During the balloting period, the union is entitled to access the workers belonging to the proposed bargaining unit. Both you and the union must not, at this time, use 'unfair practices' to influence the ballot result.

Unfair practices can include:

  • providing incentives for members to vote a certain way
  • threatening disciplinary action if a certain result is not achieved

Unfair practices complaints

An unfair practices complaint must be made on - or before - the first working day after the date of the ballot or - if votes can be cast on more than one day such as in a postal ballot - the last of those days.

Following a valid complaint, the Industrial Court normally has ten working days in which to decide whether the complaint is well founded, starting with the day after it received the complaint.

If the Industrial Court decides that the complaint is well founded, it will declare this finding and may then issue a remedial order telling the party what steps it must take in order to mitigate the effect of the unfair practice and when to take those steps by, or give notice to the parties that a secret ballot will be held - in effect ordering a new ballot.

Circumstances where a ballot may be abandoned

In some circumstances, the Industrial Court has the power to cancel a ballot and make a declaration that the union is - or is not - recognised.

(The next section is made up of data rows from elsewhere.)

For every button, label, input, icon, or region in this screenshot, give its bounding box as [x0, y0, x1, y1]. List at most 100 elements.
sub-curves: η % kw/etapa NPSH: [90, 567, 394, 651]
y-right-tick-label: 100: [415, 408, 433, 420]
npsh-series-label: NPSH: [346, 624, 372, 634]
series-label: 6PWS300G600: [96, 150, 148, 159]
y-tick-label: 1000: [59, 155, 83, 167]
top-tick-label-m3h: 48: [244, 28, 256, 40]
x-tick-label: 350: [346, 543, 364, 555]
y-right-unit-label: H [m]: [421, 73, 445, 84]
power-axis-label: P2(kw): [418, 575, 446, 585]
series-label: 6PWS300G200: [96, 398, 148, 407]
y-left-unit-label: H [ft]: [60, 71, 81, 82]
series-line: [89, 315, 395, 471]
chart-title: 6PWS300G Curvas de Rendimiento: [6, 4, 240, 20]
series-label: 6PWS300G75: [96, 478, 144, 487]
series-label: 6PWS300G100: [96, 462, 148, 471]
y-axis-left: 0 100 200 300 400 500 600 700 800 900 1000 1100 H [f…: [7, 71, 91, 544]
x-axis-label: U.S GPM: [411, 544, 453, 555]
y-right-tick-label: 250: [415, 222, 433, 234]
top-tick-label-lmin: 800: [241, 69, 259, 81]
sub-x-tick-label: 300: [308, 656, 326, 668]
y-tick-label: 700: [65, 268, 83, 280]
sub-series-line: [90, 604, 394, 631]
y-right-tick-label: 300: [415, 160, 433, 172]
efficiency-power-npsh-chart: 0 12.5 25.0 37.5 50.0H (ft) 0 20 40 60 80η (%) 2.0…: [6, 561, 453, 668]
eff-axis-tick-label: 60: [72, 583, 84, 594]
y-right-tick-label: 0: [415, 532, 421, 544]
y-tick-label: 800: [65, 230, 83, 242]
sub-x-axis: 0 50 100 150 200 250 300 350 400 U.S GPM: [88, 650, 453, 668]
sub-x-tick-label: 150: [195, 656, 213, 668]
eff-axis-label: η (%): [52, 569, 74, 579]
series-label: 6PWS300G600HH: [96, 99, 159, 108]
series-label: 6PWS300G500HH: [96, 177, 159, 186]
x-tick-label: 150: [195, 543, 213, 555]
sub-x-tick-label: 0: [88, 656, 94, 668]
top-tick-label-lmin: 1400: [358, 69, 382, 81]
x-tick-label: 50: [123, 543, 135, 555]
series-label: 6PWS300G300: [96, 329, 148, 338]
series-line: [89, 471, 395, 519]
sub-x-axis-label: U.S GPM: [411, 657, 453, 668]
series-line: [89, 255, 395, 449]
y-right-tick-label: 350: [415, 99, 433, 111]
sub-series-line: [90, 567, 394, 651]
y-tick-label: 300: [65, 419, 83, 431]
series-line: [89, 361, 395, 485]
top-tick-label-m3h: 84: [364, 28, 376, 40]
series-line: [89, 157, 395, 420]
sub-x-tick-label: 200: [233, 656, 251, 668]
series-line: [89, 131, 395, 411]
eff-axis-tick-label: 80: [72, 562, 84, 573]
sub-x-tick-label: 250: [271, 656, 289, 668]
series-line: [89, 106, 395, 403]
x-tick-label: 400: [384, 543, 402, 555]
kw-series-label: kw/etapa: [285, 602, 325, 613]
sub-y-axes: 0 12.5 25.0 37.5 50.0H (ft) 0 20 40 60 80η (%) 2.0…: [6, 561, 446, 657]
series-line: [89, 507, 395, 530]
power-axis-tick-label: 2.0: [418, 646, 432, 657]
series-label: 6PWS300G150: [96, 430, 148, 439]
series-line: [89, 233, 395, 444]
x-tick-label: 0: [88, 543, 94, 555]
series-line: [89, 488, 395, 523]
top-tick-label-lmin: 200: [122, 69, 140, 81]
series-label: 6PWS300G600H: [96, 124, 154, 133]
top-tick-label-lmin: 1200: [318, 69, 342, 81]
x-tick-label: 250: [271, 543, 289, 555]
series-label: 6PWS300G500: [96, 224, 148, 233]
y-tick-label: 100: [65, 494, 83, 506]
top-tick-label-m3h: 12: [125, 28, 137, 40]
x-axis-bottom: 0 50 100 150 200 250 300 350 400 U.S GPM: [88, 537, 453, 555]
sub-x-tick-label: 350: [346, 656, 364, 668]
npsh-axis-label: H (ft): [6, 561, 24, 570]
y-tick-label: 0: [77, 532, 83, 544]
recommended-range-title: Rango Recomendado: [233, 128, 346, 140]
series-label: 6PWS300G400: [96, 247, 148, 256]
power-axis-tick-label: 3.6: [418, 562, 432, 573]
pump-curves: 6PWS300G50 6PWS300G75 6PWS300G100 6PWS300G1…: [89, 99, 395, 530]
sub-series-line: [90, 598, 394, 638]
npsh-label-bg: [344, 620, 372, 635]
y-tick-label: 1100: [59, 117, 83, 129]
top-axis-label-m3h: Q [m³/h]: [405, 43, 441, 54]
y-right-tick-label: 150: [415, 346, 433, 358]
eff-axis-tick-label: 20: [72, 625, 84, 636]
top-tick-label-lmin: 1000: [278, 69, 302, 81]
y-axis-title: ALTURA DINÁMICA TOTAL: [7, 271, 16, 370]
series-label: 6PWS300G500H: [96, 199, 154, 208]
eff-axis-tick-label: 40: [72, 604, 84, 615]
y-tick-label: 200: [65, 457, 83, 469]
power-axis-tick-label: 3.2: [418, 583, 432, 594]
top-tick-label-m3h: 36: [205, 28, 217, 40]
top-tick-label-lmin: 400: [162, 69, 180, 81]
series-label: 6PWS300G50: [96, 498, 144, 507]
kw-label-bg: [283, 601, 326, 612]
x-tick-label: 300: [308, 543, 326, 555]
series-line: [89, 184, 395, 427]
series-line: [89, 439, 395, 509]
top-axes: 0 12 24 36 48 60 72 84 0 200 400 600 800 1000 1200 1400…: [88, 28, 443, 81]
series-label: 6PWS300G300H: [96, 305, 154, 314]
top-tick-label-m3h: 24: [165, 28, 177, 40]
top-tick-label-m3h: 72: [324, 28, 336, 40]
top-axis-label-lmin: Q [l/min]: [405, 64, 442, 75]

These circumstances are where the Industrial Court:

  • declares that an unfair practice complaint is well founded and that the unfair practice consisted of - or included - the use of violence or the dismissal of a union official
  • has issued an unfair practices remedial order and the party to whom it is issued fails to comply with it
  • having issued an unfair practices remedial order to a party, makes a further declaration that a complaint that the same party used an unfair practice is well founded

If the 'failing' party is you, the Industrial Court can declare the union recognised. If the failing party is the union, the Industrial Court may declare the union not recognised.

Where it orders a fresh ballot - or declares that the union is recognised or not recognised - the Industrial Court will:

  • Take steps to cancel the 'original' ballot. If that ballot is held anyway, the result will not have any effect.
  • If a fresh ballot is held, make certain changes to usual ballot procedure.

Informing the parties of the result of the recognition ballot

The Industrial Court informs both parties of the ballot result and its consequences.

To be recognised, the union needs the support of a majority of those voting and at least 40 per cent of those entitled to vote.

If the union fails to get the necessary support, it must wait three years before making a new application involving the same - or substantially the same - bargaining unit.

Once you have recognised a union, the collective bargaining process can begin and you have certain legal obligations towards the union and its members. See the consequences of trade union recognition.

Requests for costs for recognition ballots

Following the ballot, the QIP will normally send you and the union a demand for its costs.

The demand will show the gross costs of the ballot and the share of the cost to be paid by you and the union.

Both parties must pay the QIP within 15 working days, starting with the day after they receive the demand.

If you dispute the demand, you can appeal to an industrial tribunal within four weeks, starting with the day after you receive the demand.

For your appeal to succeed, you must show that the gross costs of the ballot are too great or your share of the costs is too great.